When analyzing the balance sheet, investors can calculate how quickly customers are paying their credit bills, and this can offer insight into the health of the organization.
Receivable Turns Calculation
The receivable turns or accounts receivable turnover is a great financial ratio to learn when you are analyzing a business or a stock because common sense tells you the faster a company collects its accounts receivables, the better. Fortunately, there is a way to calculate the number of days it takes for a business to collect its receivables. The formula looks like this:
Credit Sales1 ÷ Average Accounts Receivables = Accounts receivable turns
(1) Credit sales are found on the income statement, not the balance sheet
Take a look at an example. The table at the bottom of this page will provide you with the numbers you need for a fictional company, H.F. Beverages.
An Example of Calculating Receivable Turns
H.F. Beverages is a major manufacturer of soft drinks and juice beverages. It sells to supermarkets and convenience stores across the country and offers its customers 30-day terms, which means the customers have 30 days to pay for the beverages they've ordered to resell.
To see if customers are paying on time, you need to look for the income statement. It is normally found within a page or two of the balance sheet in a company's annual report or 10K. With the income statement in front of you, look for an item called "Credit Sales" (if you can't find it, you can use total sales which is acceptable, but not as accurate).
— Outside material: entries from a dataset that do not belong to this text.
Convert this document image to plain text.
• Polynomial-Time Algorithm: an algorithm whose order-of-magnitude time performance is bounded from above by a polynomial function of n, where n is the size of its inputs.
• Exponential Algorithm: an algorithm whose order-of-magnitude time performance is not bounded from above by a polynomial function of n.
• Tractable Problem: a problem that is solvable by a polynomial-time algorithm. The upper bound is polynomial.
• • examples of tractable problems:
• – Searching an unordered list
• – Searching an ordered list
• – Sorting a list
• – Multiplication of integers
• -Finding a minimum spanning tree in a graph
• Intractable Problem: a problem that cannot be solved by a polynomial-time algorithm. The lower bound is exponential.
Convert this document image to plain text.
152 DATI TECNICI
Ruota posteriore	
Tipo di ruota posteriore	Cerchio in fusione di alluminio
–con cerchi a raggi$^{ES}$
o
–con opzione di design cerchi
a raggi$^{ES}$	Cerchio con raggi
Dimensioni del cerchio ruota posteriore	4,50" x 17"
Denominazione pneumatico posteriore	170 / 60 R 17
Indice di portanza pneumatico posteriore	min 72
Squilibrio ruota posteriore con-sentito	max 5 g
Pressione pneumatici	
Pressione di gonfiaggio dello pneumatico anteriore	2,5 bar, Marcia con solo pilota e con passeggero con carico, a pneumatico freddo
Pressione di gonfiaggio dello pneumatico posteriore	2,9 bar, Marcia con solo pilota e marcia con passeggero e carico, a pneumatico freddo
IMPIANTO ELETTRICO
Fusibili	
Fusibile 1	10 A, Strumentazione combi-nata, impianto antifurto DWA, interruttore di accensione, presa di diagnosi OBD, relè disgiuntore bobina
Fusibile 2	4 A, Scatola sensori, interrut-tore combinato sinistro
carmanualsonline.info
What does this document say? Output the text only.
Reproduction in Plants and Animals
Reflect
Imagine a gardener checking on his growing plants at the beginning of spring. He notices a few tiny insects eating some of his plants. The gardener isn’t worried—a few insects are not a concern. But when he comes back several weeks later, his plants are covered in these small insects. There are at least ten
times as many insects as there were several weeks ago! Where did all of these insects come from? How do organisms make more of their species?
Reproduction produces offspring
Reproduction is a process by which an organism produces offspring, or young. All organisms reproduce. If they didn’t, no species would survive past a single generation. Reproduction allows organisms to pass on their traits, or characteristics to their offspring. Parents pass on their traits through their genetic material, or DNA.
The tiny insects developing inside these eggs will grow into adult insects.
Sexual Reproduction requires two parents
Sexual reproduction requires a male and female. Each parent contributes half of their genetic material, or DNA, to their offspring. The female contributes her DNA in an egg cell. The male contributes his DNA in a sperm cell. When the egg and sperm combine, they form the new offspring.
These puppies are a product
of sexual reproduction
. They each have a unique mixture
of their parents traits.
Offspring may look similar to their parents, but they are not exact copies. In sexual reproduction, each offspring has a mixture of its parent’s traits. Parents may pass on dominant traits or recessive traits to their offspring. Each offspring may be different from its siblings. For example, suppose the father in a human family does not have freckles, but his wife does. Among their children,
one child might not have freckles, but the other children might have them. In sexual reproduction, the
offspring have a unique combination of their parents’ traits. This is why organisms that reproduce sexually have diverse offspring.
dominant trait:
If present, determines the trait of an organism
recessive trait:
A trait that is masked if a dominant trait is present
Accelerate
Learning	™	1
In 2009, H.F. Beverages reported credit sales of $15,608,300. It had $1,183,363 in receivables in 2009, and in 2008, it reported receivables of $1,178,423.
Find out the average amount of receivables H.F. had in 2009 by adding the two receivables numbers ($1,1873,363 + $1,178,423) and dividing by 2. This results in average accounts receivable of $1,180,893.
Now plug the two numbers into the receivable turn formula:
Credit Sales of $15,608,300 ÷ Average Receivables = $1,180,893
The answer, called receivable turns by financial analysts and professional investors, is 13.2173. This means that H.F. Beverages collects its accounts receivable 13.2173 times per year.
Once you calculate this number, finding out the number of days it takes for customers to pay their bills is simple. Since there are 365 days in a year and the company gets 13.2173 turns per year, take 365 ÷ 13.2173. The answer is the number of days it takes the average customer to pay (in H.F.'s case, you should come up with 27.61).
Interpreting the Result
This means the company is doing a good job managing its accounts receivable because customers aren't exceeding the 30-day policy. Had the answer been greater than 30, you would have been wise to try to find out why there were so many late-paying customers, which could be a sign of trouble.
Keep in mind you will need to read through the company's reports to find out what its collection deadline is. Not all companies require their customers to pay within 30 days.